Il nuovo libro di don Francesco Ventorino, “Luigi Giussani. La sfida alla modernità”, racconta come il sacerdote milanese abbia mostrato «la ragionevolezza della fede e l’irragionevolezza della negazione religiosa»

«Luigi Giussani ha sfidato la modernità sul suo stesso terreno, che è l’esaltazione della ragione, mostrando la ragionevolezza della fede e l’irragionevolezza della negazione religiosa. Ha preso sul serio le esigenze della soggettività umana, evidenziando come solo nel cristianesimo si possono comporre le contraddizioni di cui l’uomo fa esperienza, cioè la grandezza del suo desiderio e l’inadeguatezza della realtà a soddisfarlo». Con queste parole don Francesco Ventorino, sacerdote catanese, docente emerito di Ontologia e di Etica presso lo Studio teologico san Paolo di Catania, introduce il suo ultimo libro edito da Lindau, Luigi Giussani. La sfida alla modernità (266 pagine, 24 euro).

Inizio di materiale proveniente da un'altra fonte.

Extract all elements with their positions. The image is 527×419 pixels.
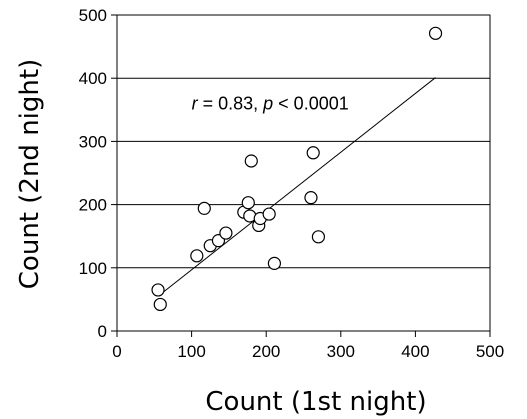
data-point: [190, 249, 204, 263]
r-symbol: r: [192, 93, 199, 113]
y-axis-title: Count (2nd night): [15, 59, 45, 289]
data-point: [304, 191, 318, 205]
data-point: [262, 207, 276, 221]
data-point: [153, 297, 167, 312]
y-tick-label: 500: [79, 6, 107, 25]
y-tick-label: 200: [79, 196, 107, 215]
axis-ticks: 0 100 200 300 400 500 0 100 200 300 400 500: [79, 6, 505, 361]
data-point: [151, 283, 165, 297]
x-tick-label: 500: [476, 342, 504, 361]
y-tick-label: 100: [79, 259, 107, 278]
p-symbol: p: [262, 93, 273, 113]
data-point: [306, 146, 320, 160]
data-point: [311, 230, 326, 244]
x-tick-label: 300: [327, 342, 355, 361]
data-points: [151, 26, 443, 312]
x-axis-title: Count (1st night): [205, 387, 426, 417]
data-point: [267, 256, 282, 270]
x-tick-label: 200: [252, 342, 280, 361]
x-tick-label: 400: [401, 342, 429, 361]
x-tick-label: 100: [177, 342, 205, 361]
data-point: [241, 196, 255, 210]
y-tick-label: 400: [79, 69, 107, 88]
r-value: = 0.83,: [198, 93, 264, 113]
grid-lines: [117, 77, 490, 269]
data-point: [244, 154, 258, 168]
y-tick-label: 0: [98, 322, 107, 341]
x-tick-label: 0: [112, 342, 121, 361]
p-value: < 0.0001: [273, 93, 349, 113]
plot-frame: [116, 14, 491, 332]
data-point: [219, 226, 233, 240]
trendline: [157, 77, 436, 297]
correlation-annotation: r = 0.83, p < 0.0001: [192, 93, 349, 113]
y-tick-label: 300: [79, 132, 107, 151]
data-point: [197, 201, 211, 215]
data-point: [428, 26, 443, 40]
trendline-group: [157, 77, 436, 297]
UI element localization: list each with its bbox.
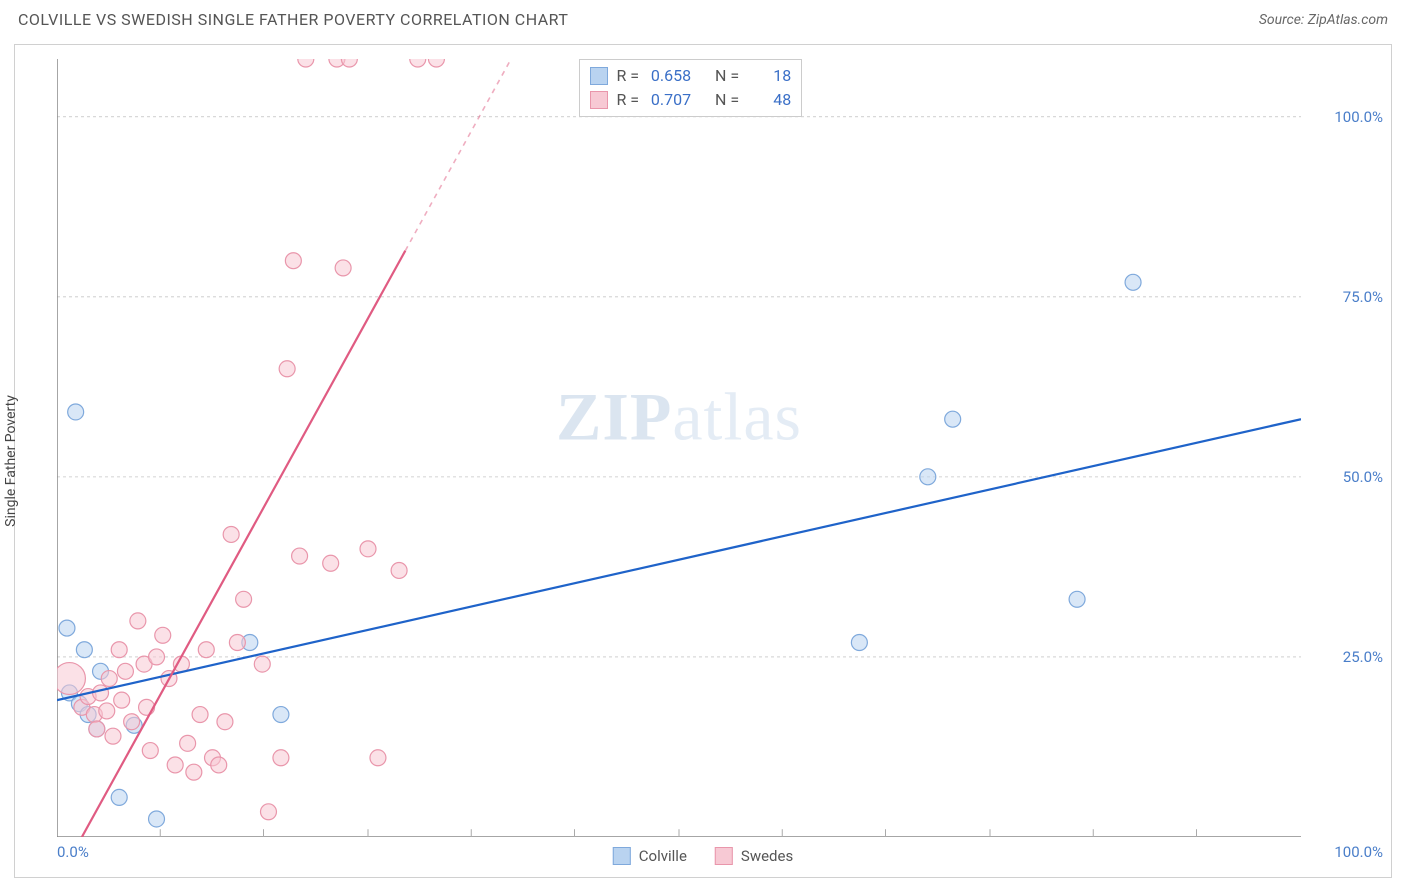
scatter-point bbox=[217, 714, 233, 730]
scatter-point bbox=[105, 728, 121, 744]
correlation-stats-box: R = 0.658 N = 18R = 0.707 N = 48 bbox=[579, 59, 802, 117]
scatter-point bbox=[89, 721, 105, 737]
y-tick-label: 25.0% bbox=[1343, 648, 1383, 666]
scatter-point bbox=[360, 541, 376, 557]
scatter-point bbox=[76, 642, 92, 658]
scatter-point bbox=[198, 642, 214, 658]
x-tick-0: 0.0% bbox=[57, 843, 89, 861]
scatter-point bbox=[410, 59, 426, 67]
scatter-point bbox=[101, 671, 117, 687]
scatter-point bbox=[391, 562, 407, 578]
stats-row: R = 0.707 N = 48 bbox=[590, 88, 791, 112]
scatter-point bbox=[149, 811, 165, 827]
scatter-point bbox=[57, 663, 85, 695]
scatter-point bbox=[945, 411, 961, 427]
scatter-plot: ZIPatlas bbox=[57, 59, 1301, 837]
scatter-point bbox=[93, 685, 109, 701]
legend-swatch bbox=[613, 847, 631, 865]
x-tick-100: 100.0% bbox=[1334, 843, 1383, 861]
scatter-point bbox=[1069, 591, 1085, 607]
y-tick-label: 100.0% bbox=[1334, 108, 1383, 126]
scatter-point bbox=[851, 635, 867, 651]
legend-swatch bbox=[715, 847, 733, 865]
scatter-point bbox=[229, 635, 245, 651]
scatter-point bbox=[59, 620, 75, 636]
scatter-point bbox=[341, 59, 357, 67]
scatter-point bbox=[335, 260, 351, 276]
source-attribution: Source: ZipAtlas.com bbox=[1259, 12, 1388, 28]
scatter-point bbox=[236, 591, 252, 607]
legend-swatch bbox=[590, 67, 608, 85]
scatter-point bbox=[279, 361, 295, 377]
y-tick-label: 50.0% bbox=[1343, 468, 1383, 486]
scatter-point bbox=[323, 555, 339, 571]
scatter-point bbox=[167, 757, 183, 773]
scatter-point bbox=[111, 789, 127, 805]
scatter-point bbox=[260, 804, 276, 820]
scatter-point bbox=[180, 735, 196, 751]
y-tick-label: 75.0% bbox=[1343, 288, 1383, 306]
scatter-point bbox=[223, 526, 239, 542]
scatter-point bbox=[142, 743, 158, 759]
legend-swatch bbox=[590, 91, 608, 109]
bottom-legend: Colville Swedes bbox=[613, 847, 793, 865]
scatter-point bbox=[211, 757, 227, 773]
scatter-point bbox=[111, 642, 127, 658]
stats-row: R = 0.658 N = 18 bbox=[590, 64, 791, 88]
scatter-point bbox=[273, 750, 289, 766]
scatter-point bbox=[428, 59, 444, 67]
legend-label: Swedes bbox=[741, 847, 793, 865]
scatter-point bbox=[292, 548, 308, 564]
scatter-point bbox=[186, 764, 202, 780]
scatter-point bbox=[155, 627, 171, 643]
scatter-point bbox=[117, 663, 133, 679]
scatter-point bbox=[920, 469, 936, 485]
scatter-point bbox=[68, 404, 84, 420]
chart-title: COLVILLE VS SWEDISH SINGLE FATHER POVERT… bbox=[18, 10, 568, 29]
scatter-point bbox=[285, 253, 301, 269]
scatter-point bbox=[114, 692, 130, 708]
chart-frame: Single Father Poverty ZIPatlas 25.0%50.0… bbox=[14, 44, 1392, 878]
legend-item: Colville bbox=[613, 847, 687, 865]
scatter-point bbox=[192, 707, 208, 723]
scatter-point bbox=[99, 703, 115, 719]
scatter-point bbox=[124, 714, 140, 730]
y-axis-label: Single Father Poverty bbox=[3, 395, 19, 527]
scatter-point bbox=[254, 656, 270, 672]
scatter-point bbox=[149, 649, 165, 665]
legend-item: Swedes bbox=[715, 847, 793, 865]
scatter-point bbox=[1125, 274, 1141, 290]
scatter-point bbox=[370, 750, 386, 766]
legend-label: Colville bbox=[639, 847, 687, 865]
scatter-point bbox=[130, 613, 146, 629]
scatter-point bbox=[273, 707, 289, 723]
scatter-point bbox=[298, 59, 314, 67]
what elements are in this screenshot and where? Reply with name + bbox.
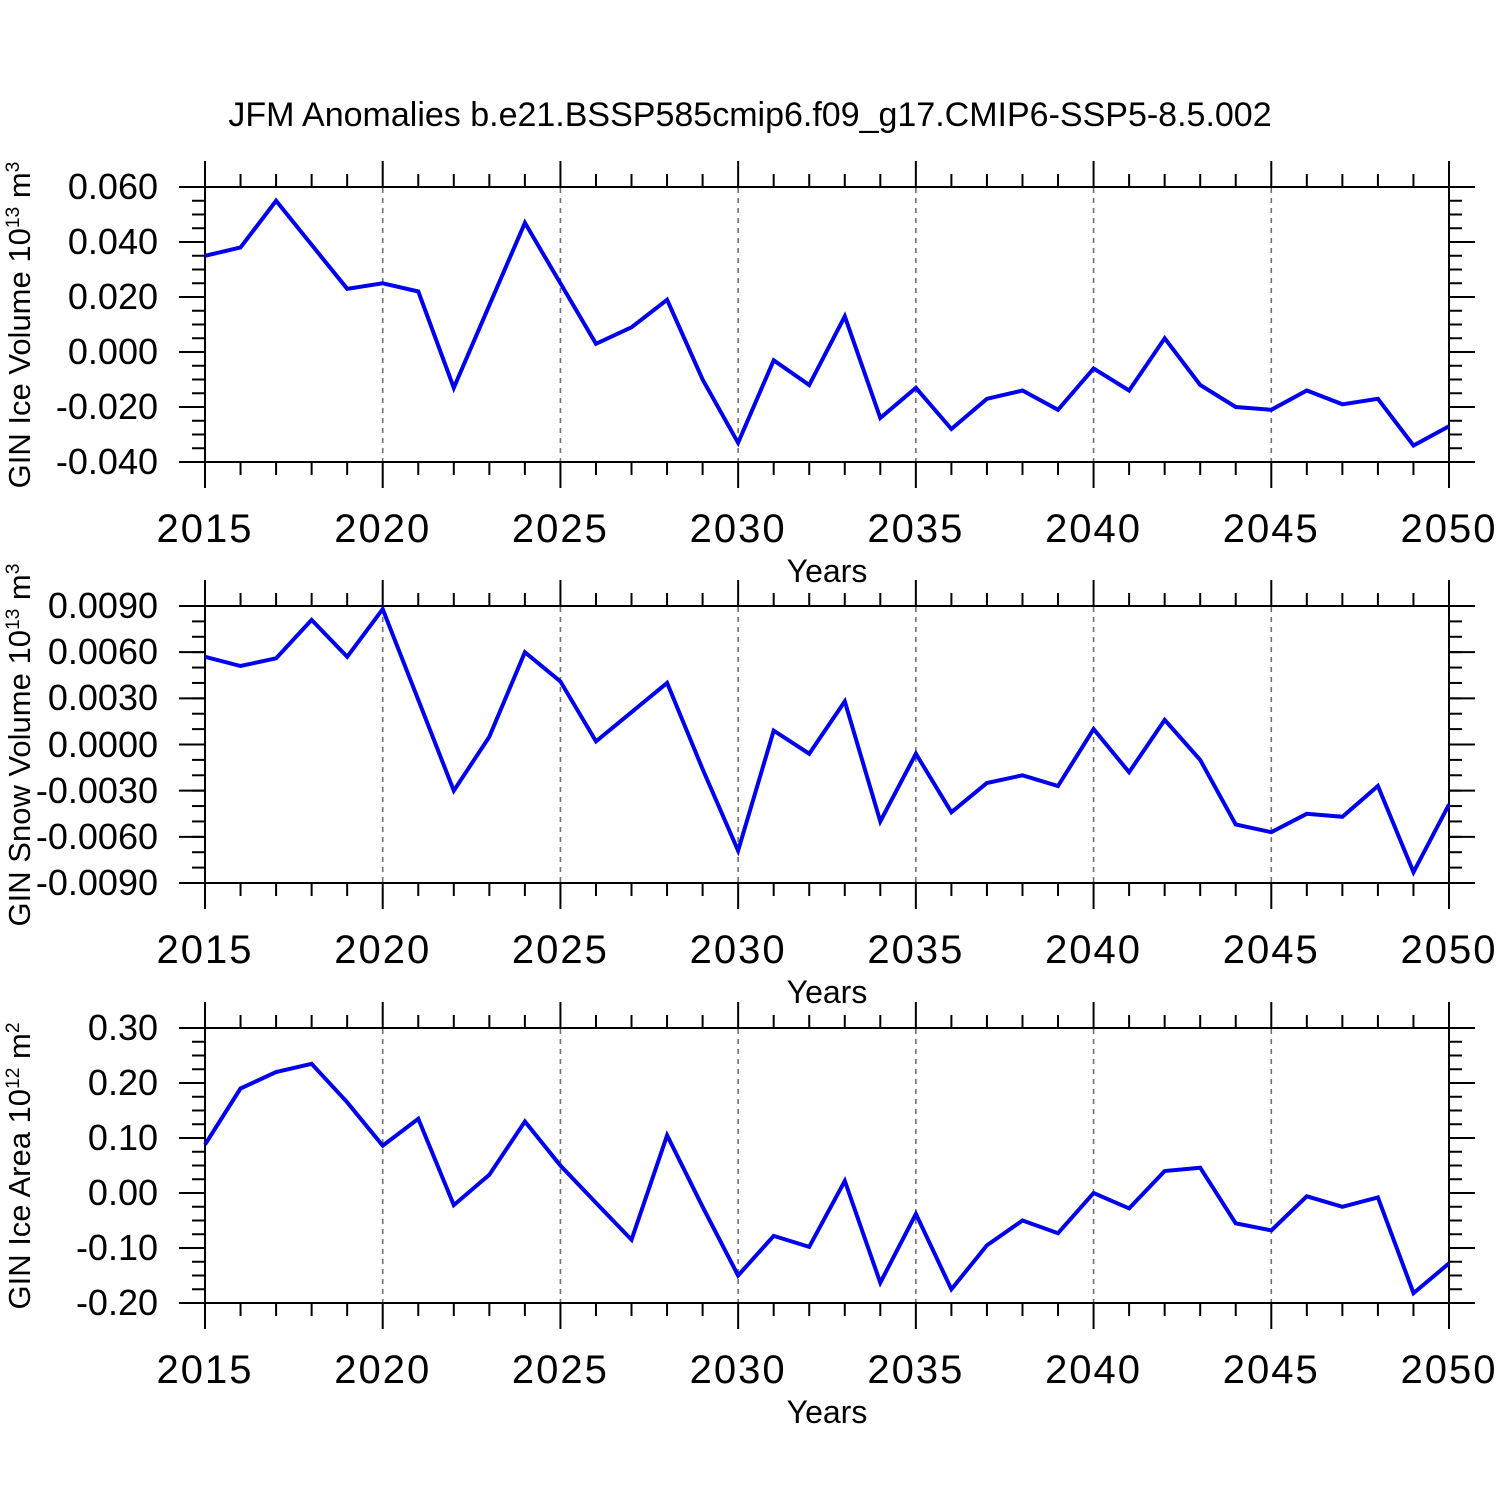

luigi-giussani-ventorino-libroAll’interno sono contenuti interventi di eminenti personalità del mondo ecclesiale e culturale che evidenziano i nessi profondi del pensiero giussaniano con i vari campi del sapere e con i linguaggi dell’uomo contemporaneo. Tra questi Massimo Borghesi, Sergio Cristalli, Giovanni Maddalena, Luigi Negri, Davide Rondoni, Romano Scalfi e Francesco Silanos. Con questo volume don Ventorino porta a compimento la sua riflessione sul pensiero teologico e sul metodo educativo di don Luigi Giussani. L’autore si propone di mostrare come il sacerdote milanese, che ha segnato inequivocabilmente la storia della Chiesa e della società italiana del secolo scorso, abbia preso sul serio le esigenze del pensiero moderno.

Don Giussani «ha dimostrato come il recupero totale di ogni vera istanza della cultura moderna sarebbe stata la migliore difesa contro quella crisi che poi l’ha portata alla negazione di se stessa, cioè alla rinuncia della possibilità della verità come culmine della fatica dell’umana ragione». Per questo, sottolinea don Ventorino, «questo grande educatore costituisce tuttora un punto di riferimento per tutta la Chiesa e in particolare per coloro che vogliono annunciare il Vangelo efficacemente tenendo conto della struttura mentale creata nell’uomo di oggi dalla modernità».